“I have always thought so,” he answered, and Alice replied: “But you don’t know for certain; and I want you to promise that until you do you won’t make love to Isabel, nor marry her, nor anybody else, will you, Frederic?” and putting both her little hands upon his forehead, she pushed back his hair and waited for an answer.
Many times the young man had made that resolution, but the idea of thus promising to another was unpleasant, and he hesitated for a time; then he said:
“Suppose we never can know for certain—would you have me live all my life alone?”
“No,” said Alice, “and you needn’t, either; but I’d wait ever so long, ten years, anyway, and before that time she’ll come, I’m sure. Dinah says maybe she will, and that perhaps we shan’t know her, she’ll be so changed—so handsome,” and as if the power of prophecy were on her, Alice pictured a beautiful woman who might come to them sometime as their lost Marian, and Frederic, listening to her, felt more willing to promise than he had been before.
A glow of hope was kindled within his own bosom, and when she finished he said to her:
“I will wait, Alice—wait ten years for Marian.”

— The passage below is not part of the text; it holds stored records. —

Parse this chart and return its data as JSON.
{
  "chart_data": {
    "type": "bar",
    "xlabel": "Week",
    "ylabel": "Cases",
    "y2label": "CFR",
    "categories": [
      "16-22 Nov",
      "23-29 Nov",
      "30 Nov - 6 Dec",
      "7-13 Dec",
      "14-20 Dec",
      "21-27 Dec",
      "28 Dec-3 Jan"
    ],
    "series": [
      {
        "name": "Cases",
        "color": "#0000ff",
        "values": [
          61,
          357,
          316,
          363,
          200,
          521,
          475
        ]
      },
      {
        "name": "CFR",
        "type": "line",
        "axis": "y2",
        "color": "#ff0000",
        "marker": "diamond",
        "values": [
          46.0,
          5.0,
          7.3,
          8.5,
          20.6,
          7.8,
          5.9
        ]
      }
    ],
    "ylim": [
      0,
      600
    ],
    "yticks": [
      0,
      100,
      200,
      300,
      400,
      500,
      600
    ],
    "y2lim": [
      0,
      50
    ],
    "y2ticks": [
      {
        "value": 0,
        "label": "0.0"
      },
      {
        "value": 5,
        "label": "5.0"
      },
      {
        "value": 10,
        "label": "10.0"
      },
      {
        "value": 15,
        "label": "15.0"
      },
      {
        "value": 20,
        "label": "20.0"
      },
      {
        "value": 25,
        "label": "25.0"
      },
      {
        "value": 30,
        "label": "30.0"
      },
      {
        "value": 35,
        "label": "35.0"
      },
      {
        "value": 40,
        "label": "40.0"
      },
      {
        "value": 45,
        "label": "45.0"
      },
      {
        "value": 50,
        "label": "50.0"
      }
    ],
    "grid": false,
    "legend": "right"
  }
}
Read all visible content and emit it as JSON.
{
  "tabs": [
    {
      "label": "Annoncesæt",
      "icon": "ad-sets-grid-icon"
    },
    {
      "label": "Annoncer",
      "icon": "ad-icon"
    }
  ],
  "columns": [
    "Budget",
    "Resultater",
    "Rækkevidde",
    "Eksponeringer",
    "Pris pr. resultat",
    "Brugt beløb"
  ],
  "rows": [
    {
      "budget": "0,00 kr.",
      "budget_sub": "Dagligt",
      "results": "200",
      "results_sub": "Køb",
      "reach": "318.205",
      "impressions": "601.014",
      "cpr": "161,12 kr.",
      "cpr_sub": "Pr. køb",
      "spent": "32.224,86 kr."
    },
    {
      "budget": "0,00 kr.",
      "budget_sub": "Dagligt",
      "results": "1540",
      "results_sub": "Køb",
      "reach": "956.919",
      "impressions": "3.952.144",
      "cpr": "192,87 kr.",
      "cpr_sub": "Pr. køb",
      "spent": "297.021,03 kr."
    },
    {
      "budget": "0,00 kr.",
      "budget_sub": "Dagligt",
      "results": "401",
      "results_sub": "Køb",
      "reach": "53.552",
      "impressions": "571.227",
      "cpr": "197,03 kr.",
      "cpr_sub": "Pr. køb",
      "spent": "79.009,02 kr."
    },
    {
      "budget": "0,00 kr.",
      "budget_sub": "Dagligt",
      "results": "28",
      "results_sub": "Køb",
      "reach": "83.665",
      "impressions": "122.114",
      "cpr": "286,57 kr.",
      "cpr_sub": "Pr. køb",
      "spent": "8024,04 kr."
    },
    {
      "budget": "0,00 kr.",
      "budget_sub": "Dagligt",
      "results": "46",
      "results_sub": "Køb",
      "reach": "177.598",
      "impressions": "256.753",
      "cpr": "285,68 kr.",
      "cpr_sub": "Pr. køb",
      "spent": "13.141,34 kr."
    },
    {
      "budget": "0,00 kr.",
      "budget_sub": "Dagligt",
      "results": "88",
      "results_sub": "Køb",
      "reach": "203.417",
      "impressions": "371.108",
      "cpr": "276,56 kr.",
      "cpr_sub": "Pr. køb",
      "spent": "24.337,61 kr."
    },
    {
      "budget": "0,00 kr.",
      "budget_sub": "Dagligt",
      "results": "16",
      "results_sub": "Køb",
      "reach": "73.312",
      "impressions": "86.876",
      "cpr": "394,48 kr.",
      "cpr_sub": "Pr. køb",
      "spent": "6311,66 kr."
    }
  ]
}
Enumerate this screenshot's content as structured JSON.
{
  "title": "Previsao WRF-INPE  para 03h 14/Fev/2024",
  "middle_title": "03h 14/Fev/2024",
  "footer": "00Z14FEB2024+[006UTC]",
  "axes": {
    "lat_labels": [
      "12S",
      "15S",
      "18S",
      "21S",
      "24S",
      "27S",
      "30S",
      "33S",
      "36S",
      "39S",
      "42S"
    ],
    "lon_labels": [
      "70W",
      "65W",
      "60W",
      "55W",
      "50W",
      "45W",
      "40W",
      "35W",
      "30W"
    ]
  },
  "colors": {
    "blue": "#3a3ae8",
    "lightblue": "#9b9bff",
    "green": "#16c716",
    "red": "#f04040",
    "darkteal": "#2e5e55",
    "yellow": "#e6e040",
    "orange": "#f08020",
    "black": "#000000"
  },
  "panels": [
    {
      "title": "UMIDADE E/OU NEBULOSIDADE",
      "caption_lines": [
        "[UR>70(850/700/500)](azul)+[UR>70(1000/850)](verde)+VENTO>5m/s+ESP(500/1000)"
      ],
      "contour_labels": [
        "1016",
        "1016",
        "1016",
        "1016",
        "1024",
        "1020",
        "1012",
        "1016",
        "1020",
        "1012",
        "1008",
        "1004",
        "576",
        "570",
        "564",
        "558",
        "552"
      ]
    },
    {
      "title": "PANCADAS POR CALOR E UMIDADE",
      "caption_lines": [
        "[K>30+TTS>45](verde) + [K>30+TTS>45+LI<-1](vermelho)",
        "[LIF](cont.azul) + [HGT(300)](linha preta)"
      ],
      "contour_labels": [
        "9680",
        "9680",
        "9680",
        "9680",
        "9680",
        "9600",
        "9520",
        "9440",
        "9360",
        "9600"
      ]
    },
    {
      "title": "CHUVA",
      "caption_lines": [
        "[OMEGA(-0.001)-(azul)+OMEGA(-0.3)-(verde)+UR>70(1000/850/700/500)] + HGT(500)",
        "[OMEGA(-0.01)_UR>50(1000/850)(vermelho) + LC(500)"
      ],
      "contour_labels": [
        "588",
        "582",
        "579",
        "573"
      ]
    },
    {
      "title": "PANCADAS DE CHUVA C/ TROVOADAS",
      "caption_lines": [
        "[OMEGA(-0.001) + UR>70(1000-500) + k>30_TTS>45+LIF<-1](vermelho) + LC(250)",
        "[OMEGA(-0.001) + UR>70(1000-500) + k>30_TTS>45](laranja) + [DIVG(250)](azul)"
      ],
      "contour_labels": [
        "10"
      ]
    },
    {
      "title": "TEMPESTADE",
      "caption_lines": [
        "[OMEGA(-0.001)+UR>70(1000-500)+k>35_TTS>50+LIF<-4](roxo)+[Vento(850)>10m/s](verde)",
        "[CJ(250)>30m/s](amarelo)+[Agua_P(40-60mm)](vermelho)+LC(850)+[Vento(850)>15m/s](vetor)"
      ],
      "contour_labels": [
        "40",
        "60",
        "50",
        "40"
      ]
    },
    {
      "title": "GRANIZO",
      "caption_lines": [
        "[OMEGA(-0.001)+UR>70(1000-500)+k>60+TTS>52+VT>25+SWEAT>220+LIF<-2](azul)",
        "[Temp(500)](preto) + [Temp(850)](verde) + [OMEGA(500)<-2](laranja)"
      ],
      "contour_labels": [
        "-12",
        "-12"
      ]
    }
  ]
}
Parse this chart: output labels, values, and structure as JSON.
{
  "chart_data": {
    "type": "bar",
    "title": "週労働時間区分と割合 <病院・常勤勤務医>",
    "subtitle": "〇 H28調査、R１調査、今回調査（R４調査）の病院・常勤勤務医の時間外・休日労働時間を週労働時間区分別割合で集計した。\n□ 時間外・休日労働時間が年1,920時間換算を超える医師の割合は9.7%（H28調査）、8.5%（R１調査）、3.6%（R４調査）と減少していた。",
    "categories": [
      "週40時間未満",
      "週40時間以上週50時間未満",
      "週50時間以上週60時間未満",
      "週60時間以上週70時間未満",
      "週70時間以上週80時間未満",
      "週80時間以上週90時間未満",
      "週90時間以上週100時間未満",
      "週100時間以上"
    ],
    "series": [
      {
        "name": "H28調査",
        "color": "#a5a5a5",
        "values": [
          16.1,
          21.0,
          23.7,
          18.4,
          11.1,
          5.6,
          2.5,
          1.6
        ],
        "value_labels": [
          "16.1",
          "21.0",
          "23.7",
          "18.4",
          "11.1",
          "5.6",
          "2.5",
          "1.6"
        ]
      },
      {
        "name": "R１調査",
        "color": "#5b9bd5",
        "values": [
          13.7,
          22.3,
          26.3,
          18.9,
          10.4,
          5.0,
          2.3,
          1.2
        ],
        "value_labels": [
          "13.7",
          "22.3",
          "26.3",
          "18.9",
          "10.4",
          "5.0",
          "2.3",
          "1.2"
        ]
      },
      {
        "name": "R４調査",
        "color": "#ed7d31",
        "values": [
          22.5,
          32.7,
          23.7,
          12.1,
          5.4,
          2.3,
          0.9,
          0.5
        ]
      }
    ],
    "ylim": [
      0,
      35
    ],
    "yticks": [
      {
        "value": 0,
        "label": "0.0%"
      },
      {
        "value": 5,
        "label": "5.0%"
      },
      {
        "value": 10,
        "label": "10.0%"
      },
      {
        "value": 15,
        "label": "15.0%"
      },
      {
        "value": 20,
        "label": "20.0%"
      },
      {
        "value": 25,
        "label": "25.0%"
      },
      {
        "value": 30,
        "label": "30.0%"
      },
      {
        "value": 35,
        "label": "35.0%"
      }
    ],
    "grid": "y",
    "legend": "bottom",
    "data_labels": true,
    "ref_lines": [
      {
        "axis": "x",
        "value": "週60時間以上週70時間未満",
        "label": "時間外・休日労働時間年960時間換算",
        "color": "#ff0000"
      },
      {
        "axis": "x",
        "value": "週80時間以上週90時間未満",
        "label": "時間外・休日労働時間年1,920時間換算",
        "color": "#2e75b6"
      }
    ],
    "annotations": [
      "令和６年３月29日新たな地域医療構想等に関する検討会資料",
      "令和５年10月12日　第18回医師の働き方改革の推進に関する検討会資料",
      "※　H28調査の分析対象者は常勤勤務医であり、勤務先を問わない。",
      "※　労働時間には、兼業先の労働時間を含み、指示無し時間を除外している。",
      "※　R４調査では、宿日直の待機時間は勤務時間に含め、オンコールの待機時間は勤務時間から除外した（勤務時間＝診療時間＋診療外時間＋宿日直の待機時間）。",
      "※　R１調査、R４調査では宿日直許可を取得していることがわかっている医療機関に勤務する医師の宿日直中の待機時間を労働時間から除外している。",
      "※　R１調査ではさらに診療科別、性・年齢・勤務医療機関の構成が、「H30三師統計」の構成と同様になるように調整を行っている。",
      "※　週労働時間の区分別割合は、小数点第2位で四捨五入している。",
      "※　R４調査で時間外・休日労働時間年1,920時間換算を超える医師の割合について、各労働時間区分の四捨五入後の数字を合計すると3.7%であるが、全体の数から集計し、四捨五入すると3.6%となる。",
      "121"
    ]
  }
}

Blessed Alice! When the mother, whose grave was grass-grown now and sunken, first knew her only child was blind, she murmured against the dealings of Providence, and in the bitterness of her heart asked:
“Why was my baby born? and what good can it ever do?”
She who had questioned thus was dead, while the good the little girl was to do was becoming, each day, more and more apparent. Helpless and blind though she was, she would keep the strong man from falling, and when his heart grew faint with hope deferred, her gentle, earnest words would cheer him on to wait a little longer. Marian was not dead to her, and so sure of it did she seem that when the interview was ended, and Frederic was left alone, he bowed his head reverently and said:
“If Marian be, indeed, alive, will the good Father send me some tidings of her, and so keep me from sin?”